Lo entiende Menos mal.
- Ok
De regreso, cuestas arriba y cuestas abajo, medito el comportamiento a tener en la siguiente oportunidad. Logro ver a dos royas cruzando esquivas los cortados de la variante, parando al otro lado. Pese a lo duro de la encomienda, desciendo y la atravieso también. Cavilo llegar a la punta de forma distinta a la mañana, que dio pie a que saltaran lejos, sin poder tirarlas. Esta vez, acierto. Culmino sin que comparezcan. Seguro de que están, reviso el entorno palmo a palmo. Y efectivamente, a sesenta metros se arranca una despavorida. Toma altura porque quiere volver a sus pagos y se acerca, cruzada, el punto justo de hacerse vulnerable. Es un misil Tomahawk deslizándose sobre los cegadores cielos numantinos intentando esquivarme, cuando trunco su trayectoria con un disparo medido, un metro adelantado y corriendo la mano, que quiebra su ala y la desploma. Mambo sale raudo a cobrarla y lo hace en cuanto la ve dar brincos desesperados en el suelo, incapacitada de volar. La emboca y trae presto. Siguiendo los consejos del anterior dueño, recompenso su acción con un trozo de salchicha y permito que la acabe teniéndola en las fauces un rato. Agradezco que no se ponga a devorarla. Como imaginarán, mi satisfacción es enorme.
Lo curioso del asunto es que, habiendo pasado bastantes minutos allí entretenidos, al ir a proseguir la búsqueda de la restante, convencido de que habrá puesto tierra de por medio, resulta que la veo mirarme expectante desde el borde del monte, dentro del labrado. Nos separan diez metros. La encaro al tiempo que apeona para echar a volar, y lo hace rastrera. Apunto con precisión y percuto sin que, para sorpresa mía, caiga. Continua, cruzándose a unos quince metros, con idéntica intención a la anterior. La centro bien en el punto de mira, pero Mambo se interpone, trastabillando el disparo. Yerro de nuevo. Y marro, también, la tercera detonación. Ver para creer. Se va, sin daño, quinientos metros monte abajo. Sobre poniéndome a la decepción, calculo dónde puede haber aterrizado y allá dirijo las fuerzas melladas. Llevamos seis horas de brega. Doy un buen tute por la zona, sin hallarla. Estoy que desfallezco, pero me obligo a perseverar deduciendo que ha de haber regresado a su querencia, allende la variante. La cruzo de vuelta y, con forzada paciencia y cansancio, reviso todos los montículos probables. Llego hasta el último, de suyo pródigo, asegurándome de entrar de modo que en caso de salir no se tape, y tampoco.

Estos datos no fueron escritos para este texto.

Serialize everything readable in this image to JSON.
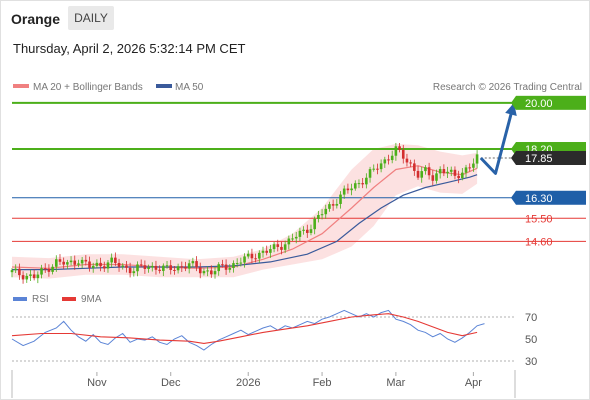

- Tiene que estar por aquí.
Desando lo andado, sin que el bretón de señales de latir ninguna. De repente, brinca del labrado contiguo. Esta vez, galleando a medio metro del suelo, cual antes. De similares maneras, le atizo los tres trallazos sin obstáculos que estorben y apuntando bien. El mismo resultado. Se las pira, aparentemente sana y salva. Mira que me ha alegrado verla salir indemne del lance anterior, pero fallarla otra vez…
- Estos cartuchos cierran demasiado. Después del mediodía, tengo que poner Mygra de 8,5 de primer cartucho.
Lo que sigue, pueden imaginárselo. Se lo he anticipado al comienzo del relato. Un duro retorno de otra hora con el cuerpo dolorido y el hombro maltrecho negándose a aceptar ningún peso. Los meniscos y las caderas clamando descanso. Mambo resiste algo mejor; aunque, como yo, va aspeado de uñas.
El sol aprieta. He consumido todo el protector labial y temo quemarme los labios. Sin embargo, camino feliz con mi perdiz. Dieciséis tiros. No lo cuenten.